A la manière du conte célèbre « La Moufle », cette histoire montre plusieurs animaux se mettant successivement tous à l’abri dans un même endroit, chacun demandant l’accord des présents avant d’entrer, jusqu’à ce que cet abri cède sous le nombre.
L’album de Christofer Corr propose des variations intéressantes : c’est une maison qui s’offre à ceux qui cherchent un abri, avec une porte rouge et neuf fenêtres – ces précisions sont répétées à chaque étape – et si cet abri cède c’est parce qu’un ours à qui on a refusé l’entrée s’est couché sur le toit et l’a fait s’effondrer : fable sur l’effet de la vengeance ou sur les conséquences du rejet d’autrui ?
Mais tout finira bien : cet ours est une bonne recrue finalement car il reconstruit la maison, aussi belle qu’avant, mais un peu plus grande : capable d’accueillir une souris, un lapin, une grenouille, un castor, un renard, un coq, un cerf, un écureuil, une chouette, deux pies, un pic-vert… et un ours. Tout cela est léger, coloré et naïf, et l’intérieur de la maison comme les bois qui l’entourent sont composés en palettes de couleurs variées, surprenantes, qui mettent en valeur le blanc des murs de la maison.

Pompon Ours dans les bois

Pompon Ours dans les bois
Benjamin Chaud
Hélium, 2018

« Boucle d’or » inversée

Par Anne-Marie Mercier

On se réjouit à chaque retour de l’ours de Benjamin Chaud, tant pour son caractère ingénu et les situations loufoques que suscite son insouciance, que pour l’univers de l’illustration, saturée de détails et organisant un parcours sinueux du regard, jamais complet .
Dans cet épisode, Pompon semble avoir grandi (de fait, ces albums se suivent puisqu’on trouve ici le petit frère, Tout Petit Ours, dont l’arrivée avait été célébrée dans un album précédent). Il se comporte en pré-ado boudeur qui s’ennuie et veut être ailleurs, être un autre,  un petit garçon par exemple.
Il se perd dans les bois et arrive dans une maison qui se trouve pour l’instant vide de ses habitants. Il la parcourt sans vergogne… Voilà « Boucle d’or » mise à l’envers. Mais la maison qu’investit l’ourson pour son plus grand bonheur est plus grande et pleine de ressources ; la double page le montre dans toutes les pièces de cette maison, ouverte comme une maison de poupée : de la cave au grenier, il y a de quoi s’amuser, jusqu’à ce qu’un bruit fasse lever les terreurs, toutes sortes de maxi-monstres imités de Sendak, qui précipitent la chute, cocasse et tendre.

Ruby tête haute

Ruby tête haute
Irène Cohen Janca, Marc Daniau
Editions des Eléphants (collection « Mémoire d’éléphant »), 2017

L’école pour tous !

Par Anne-Marie Mercier

Ce superbe album de très grand format est construit autour d’une exploitation pédagogique qui offre un mode d’emploi pour les enseignants tout en aidant à l’identification du lecteur, ou plutôt de la lectrice puisque le texte a deux narratrices, Ruby et une écolière d’aujourd’hui à qui on présente le tableau de Norman Rockwell, « The problem we all live with ». Dans ce tableau on voit Ruby aller à l’école sous protection policière : une foule haineuse l’attend ; elle a six ans, elle est noire et on est en 1960, en Louisiane. La Cour Suprême vient de décréter que la ségrégation doit cesser dans les écoles.

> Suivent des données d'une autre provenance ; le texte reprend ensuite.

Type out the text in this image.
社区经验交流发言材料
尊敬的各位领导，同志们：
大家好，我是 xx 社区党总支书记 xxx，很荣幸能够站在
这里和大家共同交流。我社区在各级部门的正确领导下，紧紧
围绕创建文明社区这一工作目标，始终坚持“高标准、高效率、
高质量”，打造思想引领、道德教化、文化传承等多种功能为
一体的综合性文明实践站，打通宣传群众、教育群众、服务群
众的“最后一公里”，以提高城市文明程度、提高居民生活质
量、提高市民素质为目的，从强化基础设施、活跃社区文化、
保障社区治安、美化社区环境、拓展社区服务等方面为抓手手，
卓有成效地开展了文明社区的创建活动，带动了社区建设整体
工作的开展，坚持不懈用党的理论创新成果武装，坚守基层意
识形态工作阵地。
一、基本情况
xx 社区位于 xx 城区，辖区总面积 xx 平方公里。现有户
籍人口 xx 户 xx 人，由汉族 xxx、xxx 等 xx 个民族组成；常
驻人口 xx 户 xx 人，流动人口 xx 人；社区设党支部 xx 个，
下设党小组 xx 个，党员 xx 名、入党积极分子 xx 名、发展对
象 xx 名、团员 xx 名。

Les images à fond perdu sur la page de droite, des pastels gras aux couleurs éclatantes et épaisses, illustrent de manière forte un texte sobre et émouvant qui relate la première année d’école de Ruby Bridges, qui a fait partie des premiers enfants noirs à fréquenter une école de blancs. Le récit qui suit le récit qu’en a fait Ruby elle-même, devenue une héroïne malgré elle, présente un point de vue d’enfant qui tarde à comprendre ce qui se passe et les raisons de la solitude qui l’entoure.

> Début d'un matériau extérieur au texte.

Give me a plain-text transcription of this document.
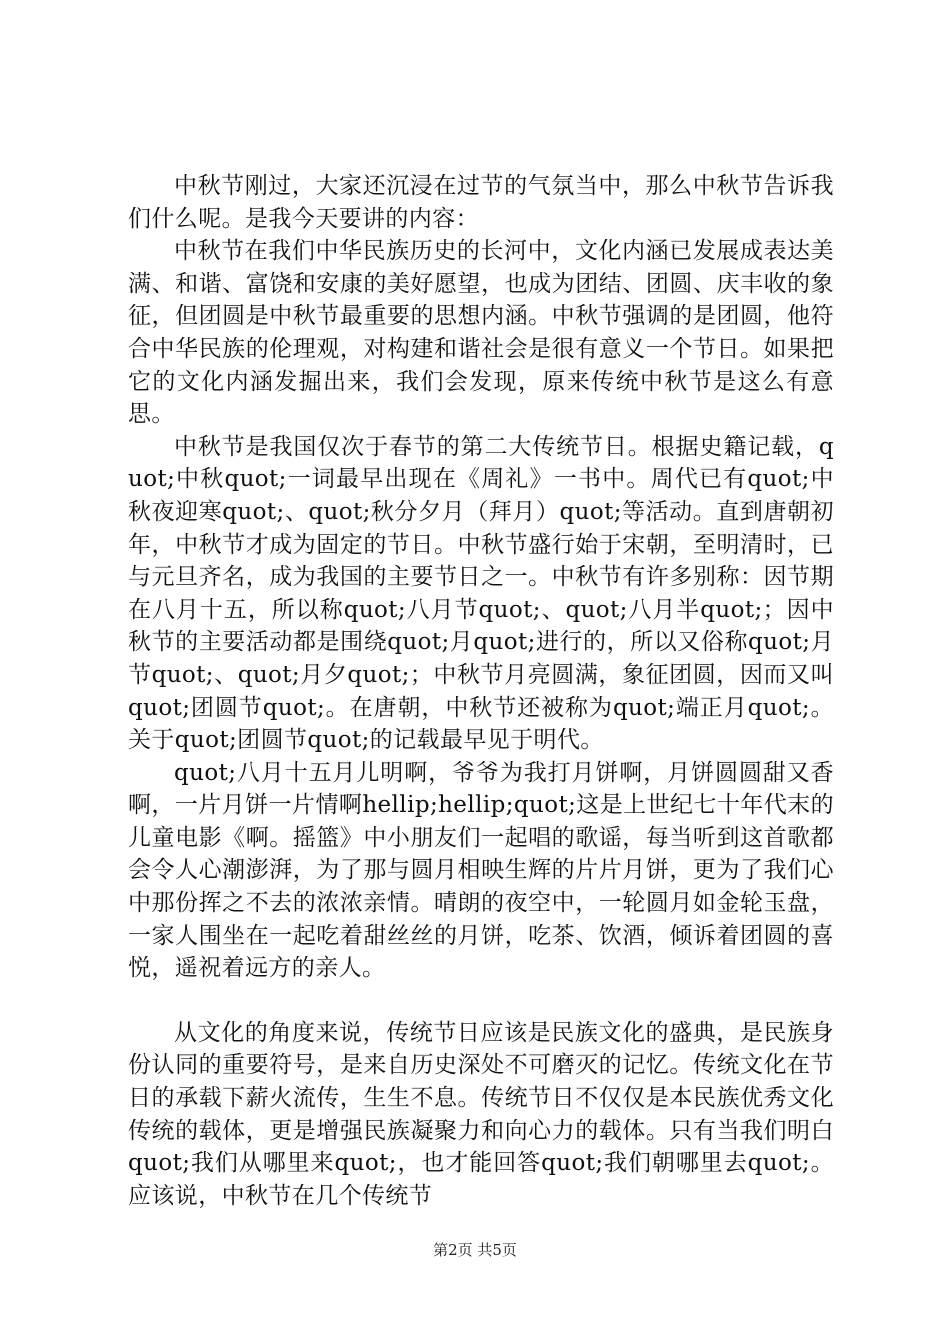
中秋节刚过，大家还沉浸在过节的气氛当中，那么中秋节告诉我们什么呢。是我今天要讲的内容：

中秋节在我们中华民族历史的长河中，文化内涵已发展成表达美满、和谐、富饶和安康的美好愿望，也成为团结、团圆、庆丰收的象征，但团圆是中秋节最重要的思想内涵。中秋节强调的是团圆，他符合中华民族的伦理观，对构建和谐社会是很有意义一个节日。如果把它的文化内涵发掘出来，我们会发现，原来传统中秋节是这么有意思。

中秋节是我国仅次于春节的第二大传统节日。根据史籍记载，quot;中秋quot;一词最早出现在《周礼》一书中。周代已有quot;中秋夜迎寒quot;、quot;秋分夕月（拜月）quot;等活动。直到唐朝初年，中秋节才成为固定的节日。中秋节盛行始于宋朝，至明清时，已与元旦齐名，成为我国的主要节日之一。中秋节有许多别称：因节期在八月十五，所以称quot;八月节quot;、quot;八月半quot;；因中秋节的主要活动都是围绕quot;月quot;进行的，所以又俗称quot;月节quot;、quot;月夕quot;；中秋节月亮圆满，象征团圆，因而又叫quot;团圆节quot;。在唐朝，中秋节还被称为quot;端正月quot;。关于quot;团圆节quot;的记载最早见于明代。

quot;八月十五月儿明啊，爷爷为我打月饼啊，月饼圆圆甜又香啊，一片月饼一片情啊hellip;hellip;quot;这是上世纪七十年代末的儿童电影《啊。摇篮》中小朋友们一起唱的歌谣，每当听到这首歌都会令人心潮澎湃，为了那与圆月相映生辉的片片月饼，更为了我们心中那份挥之不去的浓浓亲情。晴朗的夜空中，一轮圆月如金轮玉盘，一家人围坐在一起吃着甜丝丝的月饼，吃茶、饮酒，倾诉着团圆的喜悦，遥祝着远方的亲人。

从文化的角度来说，传统节日应该是民族文化的盛典，是民族身份认同的重要符号，是来自历史深处不可磨灭的记忆。传统文化在节日的承载下薪火流传，生生不息。传统节日不仅仅是本民族优秀文化传统的载体，更是增强民族凝聚力和向心力的载体。只有当我们明白quot;我们从哪里来quot;，也才能回答quot;我们朝哪里去quot;。应该说，中秋节在几个传统节

第2页 共5页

C’est à la fois un superbe album, une histoire utile et un biais intelligent pour faire saisir aux générations actuelles le chemin parcouru – et celui qui reste à faire.

Autisme, surdité, temps, mort…

Autisme, surdité, temps, mort…

Cette année, de bons mémoires de Master 2 sur la littérature de jeunesse ont porté sur des questions thématiques plus que sur les questions de compréhension/lecture.
Deux mémoires sur l’inclusion des élèves à besoins particuliers (dits autrefois “handicapés”), développant l’un le cas particulier de l’autisme, l’autre celui la surdité.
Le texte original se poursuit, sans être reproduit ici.